ETL, batch & stream pipelines

Python, Java

Pub/Sub

Event ingestion & real-time data

N/A

Vertex AI

ML model training and deployment

Python

BigQuery ML

SQL-based model training

SQL

AI APIs

Pretrained models for vision, NLP, etc.

Python

Back

FAQs


❓1. What is Google Cloud Platform (GCP)?

Answer:
GCP is Google’s suite of cloud computing services that provides infrastructure, platform, and serverless environments to build, deploy, and scale applications using the same technology that powers Google Search, YouTube, and Gmail.

❓2. Is Google Cloud free to use?

Answer:
Yes. GCP offers a $300 free credit for 90 days for new users and an Always Free Tier for services like Cloud Storage, BigQuery, and Compute Engine (1 f1-micro instance in select regions).

❓3. How do I start using GCP?

Answer:
To get started, create a Google Cloud account at cloud.google.com, set up your first project, enable billing, and explore the Console or use the gcloud CLI for resource management.

❓4. What’s the difference between Compute Engine and App Engine?

Answer:

  • Compute Engine gives you full control over virtual machines (IaaS).
  • App Engine is a fully managed PaaS that handles infrastructure, scaling, and deployments automatically.

❓5. What is a GCP project?

Answer:
A GCP project is a container for resources like VMs, buckets, APIs, and billing.
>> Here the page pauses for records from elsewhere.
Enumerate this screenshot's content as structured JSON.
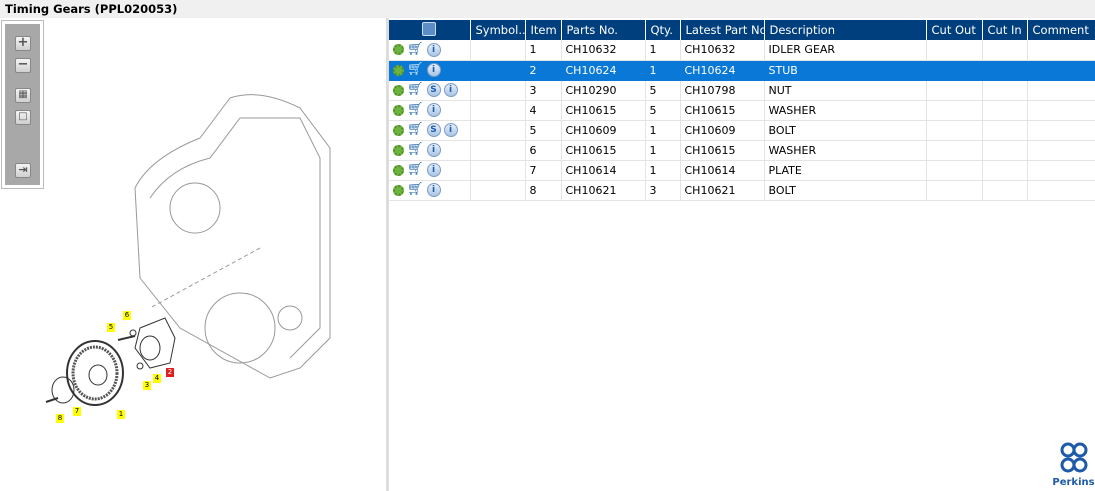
{
  "title": "Timing Gears (PPL020053)",
  "toolbar": {
    "zoom_in": "+",
    "zoom_out": "−",
    "fit": "▦",
    "reset": "□",
    "export": "⇥"
  },
  "columns": [
    "",
    "Symbol...",
    "Item",
    "Parts No.",
    "Qty.",
    "Latest Part No.",
    "Description",
    "Cut Out",
    "Cut In",
    "Comment"
  ],
  "rows": [
    {
      "icons": [
        "gear",
        "cart",
        "i"
      ],
      "symbol": "",
      "item": "1",
      "part": "CH10632",
      "qty": "1",
      "latest": "CH10632",
      "desc": "IDLER GEAR",
      "cut_out": "",
      "cut_in": "",
      "comment": ""
    },
    {
      "icons": [
        "gear",
        "cart",
        "i"
      ],
      "symbol": "",
      "item": "2",
      "part": "CH10624",
      "qty": "1",
      "latest": "CH10624",
      "desc": "STUB",
      "cut_out": "",
      "cut_in": "",
      "comment": "",
      "selected": true
    },
    {
      "icons": [
        "gear",
        "cart",
        "S",
        "i"
      ],
      "symbol": "",
      "item": "3",
      "part": "CH10290",
      "qty": "5",
      "latest": "CH10798",
      "desc": "NUT",
      "cut_out": "",
      "cut_in": "",
      "comment": ""
    },
    {
      "icons": [
        "gear",
        "cart",
        "i"
      ],
      "symbol": "",
      "item": "4",
      "part": "CH10615",
      "qty": "5",
      "latest": "CH10615",
      "desc": "WASHER",
      "cut_out": "",
      "cut_in": "",
      "comment": ""
    },
    {
      "icons": [
        "gear",
        "cart",
        "S",
        "i"
      ],
      "symbol": "",
      "item": "5",
      "part": "CH10609",
      "qty": "1",
      "latest": "CH10609",
      "desc": "BOLT",
      "cut_out": "",
      "cut_in": "",
      "comment": ""
    },
    {
      "icons": [
        "gear",
        "cart",
        "i"
      ],
      "symbol": "",
      "item": "6",
      "part": "CH10615",
      "qty": "1",
      "latest": "CH10615",
      "desc": "WASHER",
      "cut_out": "",
      "cut_in": "",
      "comment": ""
    },
    {
      "icons": [
        "gear",
        "cart",
        "i"
      ],
      "symbol": "",
      "item": "7",
      "part": "CH10614",
      "qty": "1",
      "latest": "CH10614",
      "desc": "PLATE",
      "cut_out": "",
      "cut_in": "",
      "comment": ""
    },
    {
      "icons": [
        "gear",
        "cart",
        "i"
      ],
      "symbol": "",
      "item": "8",
      "part": "CH10621",
      "qty": "3",
      "latest": "CH10621",
      "desc": "BOLT",
      "cut_out": "",
      "cut_in": "",
      "comment": ""
    }
  ],
  "callouts": [
    {
      "n": "1"
    },
    {
      "n": "2",
      "highlight": true
    },
    {
      "n": "3"
    },
    {
      "n": "4"
    },
    {
      "n": "5"
    },
    {
      "n": "6"
    },
    {
      "n": "7"
    },
    {
      "n": "8"
    }
  ],
  "logo": "Perkins",
  "colors": {
    "header": "#003f7d",
    "selected": "#0a78d7",
    "callout": "#ffff00",
    "callout_selected": "#e02020"
  }
}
It isolates services and permissions and helps organize workloads across environments.

❓6. Which programming languages are supported by GCP?

Answer:
GCP supports many languages including Python, Java, Go, Node.js, Ruby, PHP, C#, and .NET, depending on the service used (App Engine, Cloud Functions, Cloud Run, etc.).
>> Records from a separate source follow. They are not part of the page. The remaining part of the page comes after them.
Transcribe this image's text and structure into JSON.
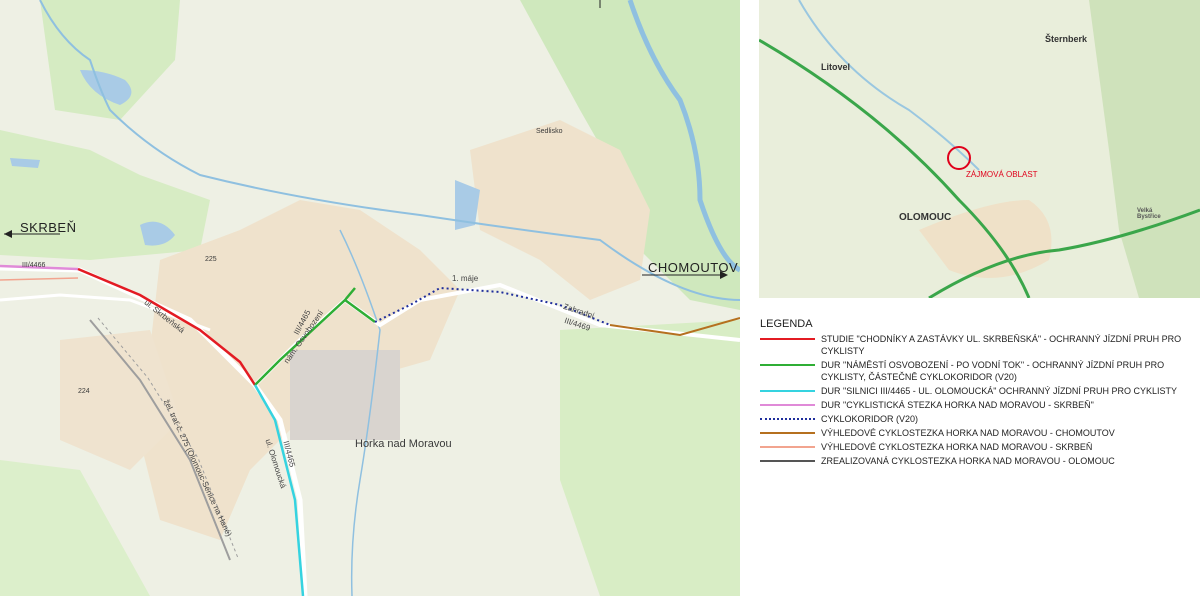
{
  "main_map": {
    "direction_labels": {
      "skrben": "SKRBEŇ",
      "chomoutov": "CHOMOUTOV"
    },
    "place_labels": {
      "town": "Horka nad Moravou",
      "sedlisko": "Sedlisko",
      "road_3_4466": "III/4466",
      "road_3_4465": "III/4465",
      "road_3_4465_b": "III/4465",
      "road_3_4469": "III/4469",
      "street_skrbenska": "ul. Skrbeňská",
      "street_olomoucka": "ul. Olomoucká",
      "street_nam": "nám. Osvobození",
      "street_1maje": "1. máje",
      "street_zahradni": "Zahradní",
      "railway": "žel. trať č. 275 (Olomouc-Senice na Hané)",
      "num_225": "225",
      "num_224": "224"
    }
  },
  "overview_map": {
    "labels": {
      "litovel": "Litovel",
      "sternberk": "Šternberk",
      "olomouc": "OLOMOUC",
      "velka_bystrice": "Velká Bystřice",
      "zajmova_oblast": "ZÁJMOVÁ OBLAST"
    },
    "colors": {
      "marker": "#e0001b",
      "road": "#3aa64a"
    }
  },
  "legend": {
    "title": "LEGENDA",
    "items": [
      {
        "text": "STUDIE \"CHODNÍKY A ZASTÁVKY UL. SKRBEŇSKÁ\" - OCHRANNÝ JÍZDNÍ PRUH PRO CYKLISTY",
        "color": "#e31b23",
        "style": "solid"
      },
      {
        "text": "DUR \"NÁMĚSTÍ OSVOBOZENÍ - PO VODNÍ TOK\" - OCHRANNÝ JÍZDNÍ PRUH PRO CYKLISTY, ČÁSTEČNĚ CYKLOKORIDOR (V20)",
        "color": "#2fae35",
        "style": "solid"
      },
      {
        "text": "DUR \"SILNICI III/4465 - UL. OLOMOUCKÁ\" OCHRANNÝ JÍZDNÍ PRUH PRO CYKLISTY",
        "color": "#35d3e0",
        "style": "solid"
      },
      {
        "text": "DUR \"CYKLISTICKÁ STEZKA HORKA NAD MORAVOU - SKRBEŇ\"",
        "color": "#e08ad8",
        "style": "solid"
      },
      {
        "text": "CYKLOKORIDOR (V20)",
        "color": "#1f2e9c",
        "style": "dotted"
      },
      {
        "text": "VÝHLEDOVÉ CYKLOSTEZKA HORKA NAD MORAVOU - CHOMOUTOV",
        "color": "#b5701f",
        "style": "solid"
      },
      {
        "text": "VÝHLEDOVÉ CYKLOSTEZKA HORKA NAD MORAVOU - SKRBEŇ",
        "color": "#f2a48f",
        "style": "solid"
      },
      {
        "text": "ZREALIZOVANÁ CYKLOSTEZKA HORKA NAD MORAVOU - OLOMOUC",
        "color": "#555555",
        "style": "solid"
      }
    ]
  }
}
❓7. What tools are used to manage GCP?

Answer:
You can manage GCP via:

  • Google Cloud Console (UI)
  • Cloud Shell (browser-based CLI)
  • gcloud CLI
  • REST APIs
  • Terraform and Deployment Manager for infrastructure as code

❓8. What is BigQuery used for?

Answer:
BigQuery is a serverless data warehouse that allows you to store and analyze large datasets using SQL. It’s ideal for data analytics, reporting, and business intelligence.
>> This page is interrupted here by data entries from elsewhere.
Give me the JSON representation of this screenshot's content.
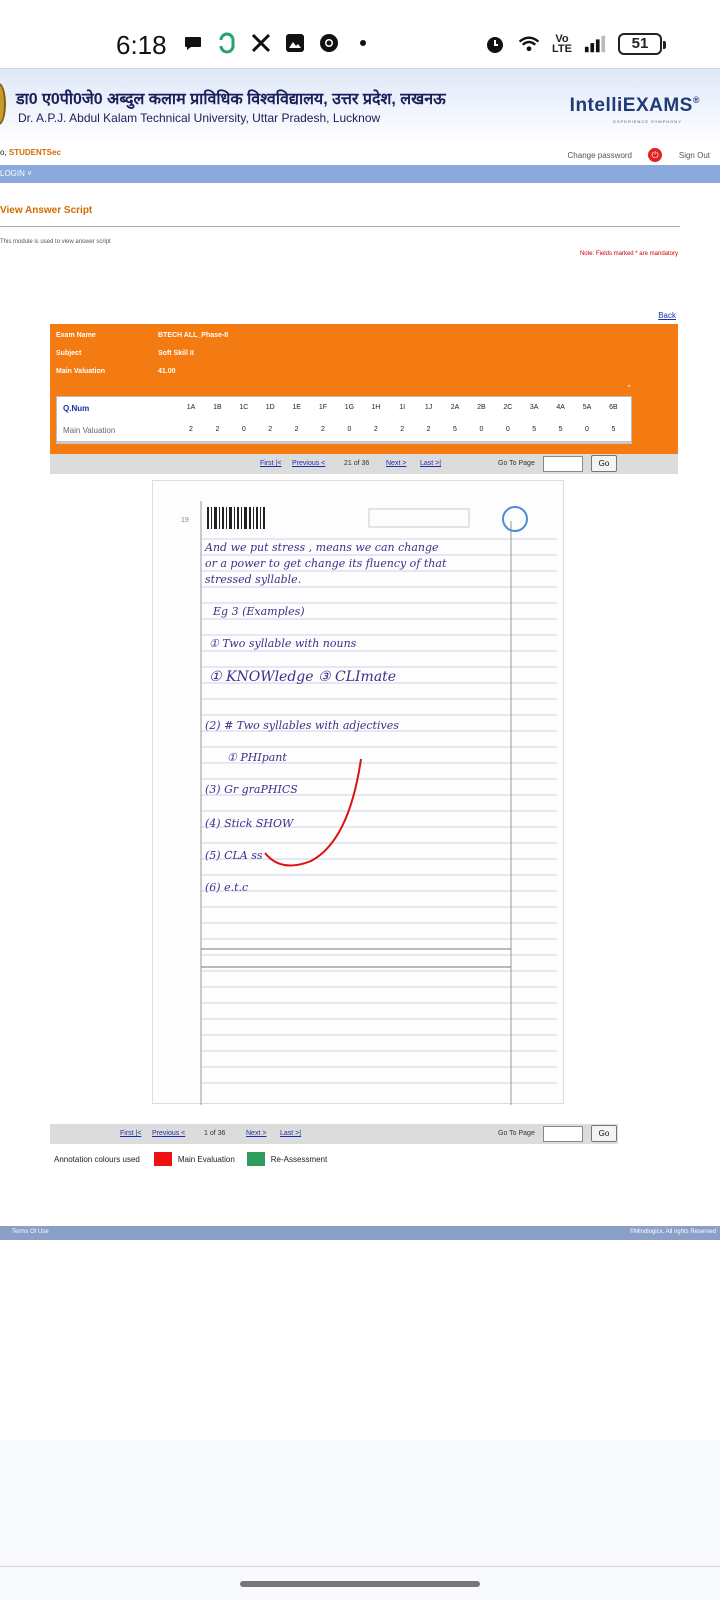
{
  "status_bar": {
    "time": "6:18",
    "left_icons": [
      "chat-bubble-icon",
      "g-app-icon",
      "x-icon",
      "image-icon",
      "chrome-icon",
      "dot-icon"
    ],
    "volte": "Vo\nLTE",
    "battery": "51"
  },
  "header": {
    "hindi_title": "डा0 ए0पी0जे0 अब्दुल कलाम प्राविधिक विश्वविद्यालय, उत्तर प्रदेश, लखनऊ",
    "english_title": "Dr. A.P.J. Abdul Kalam Technical University, Uttar Pradesh, Lucknow",
    "brand": "IntelliEXAMS",
    "brand_reg": "®",
    "brand_sub": "EXPERIENCE SYMPHONY"
  },
  "user_bar": {
    "prefix": "o,",
    "user": "STUDENTSec",
    "change_password": "Change password",
    "sign_out": "Sign Out"
  },
  "nav": {
    "login": "LOGIN ˅"
  },
  "page": {
    "title": "View Answer Script",
    "module_note": "This module is used to view answer script",
    "mandatory_note": "Note: Fields marked * are mandatory",
    "back": "Back"
  },
  "exam": {
    "labels": {
      "exam_name": "Exam Name",
      "subject": "Subject",
      "main_valuation": "Main Valuation"
    },
    "exam_name": "BTECH ALL_Phase-II",
    "subject": "Soft Skill II",
    "main_valuation": "41.00",
    "table": {
      "qnum_header": "Q.Num",
      "valuation_header": "Main Valuation",
      "questions": [
        "1A",
        "1B",
        "1C",
        "1D",
        "1E",
        "1F",
        "1G",
        "1H",
        "1I",
        "1J",
        "2A",
        "2B",
        "2C",
        "3A",
        "4A",
        "5A",
        "6B"
      ],
      "marks": [
        "2",
        "2",
        "0",
        "2",
        "2",
        "2",
        "0",
        "2",
        "2",
        "2",
        "5",
        "0",
        "0",
        "5",
        "5",
        "0",
        "5"
      ]
    }
  },
  "pager_top": {
    "first": "First |<",
    "previous": "Previous <",
    "status": "21 of 36",
    "next": "Next >",
    "last": "Last >|",
    "goto": "Go To Page",
    "go": "Go"
  },
  "pager_bottom": {
    "first": "First |<",
    "previous": "Previous <",
    "status": "1 of 36",
    "next": "Next >",
    "last": "Last >|",
    "goto": "Go To Page",
    "go": "Go"
  },
  "answer_sheet": {
    "page_number": "19",
    "lines": [
      "And we put stress , means we can change",
      "or a power to get change its fluency of that",
      "stressed syllable.",
      "Eg 3 (Examples)",
      "① Two syllable with nouns",
      "① KNOWledge   ③ CLImate",
      "(2) # Two syllables with adjectives",
      "① PHIpant",
      "(3)  Gr graPHICS",
      "(4)  Stick SHOW",
      "(5)  CLA ss",
      "(6)  e.t.c"
    ]
  },
  "legend": {
    "label": "Annotation colours used",
    "main": "Main Evaluation",
    "main_color": "#ee1111",
    "reassess": "Re-Assessment",
    "reassess_color": "#2e9c5a"
  },
  "footer": {
    "terms": "Terms Of Use",
    "copyright": "©Mindlogicx. All rights Reserved"
  }
}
❓9. Is GCP good for hosting websites?

Answer:
Yes. GCP offers multiple options to host websites:

  • Static websites via Cloud Storage + CDN (Cloud CDN)
  • Dynamic web apps using App Engine or Cloud Run
  • Custom VMs via Compute Engine

❓10. Does GCP offer certifications?

Answer:
Yes. Google Cloud offers certifications like:

  • Cloud Digital Leader (beginner)
  • Associate Cloud Engineer
  • Professional Cloud Architect
  • Data Engineer, DevOps Engineer, and more, to validate your cloud skills.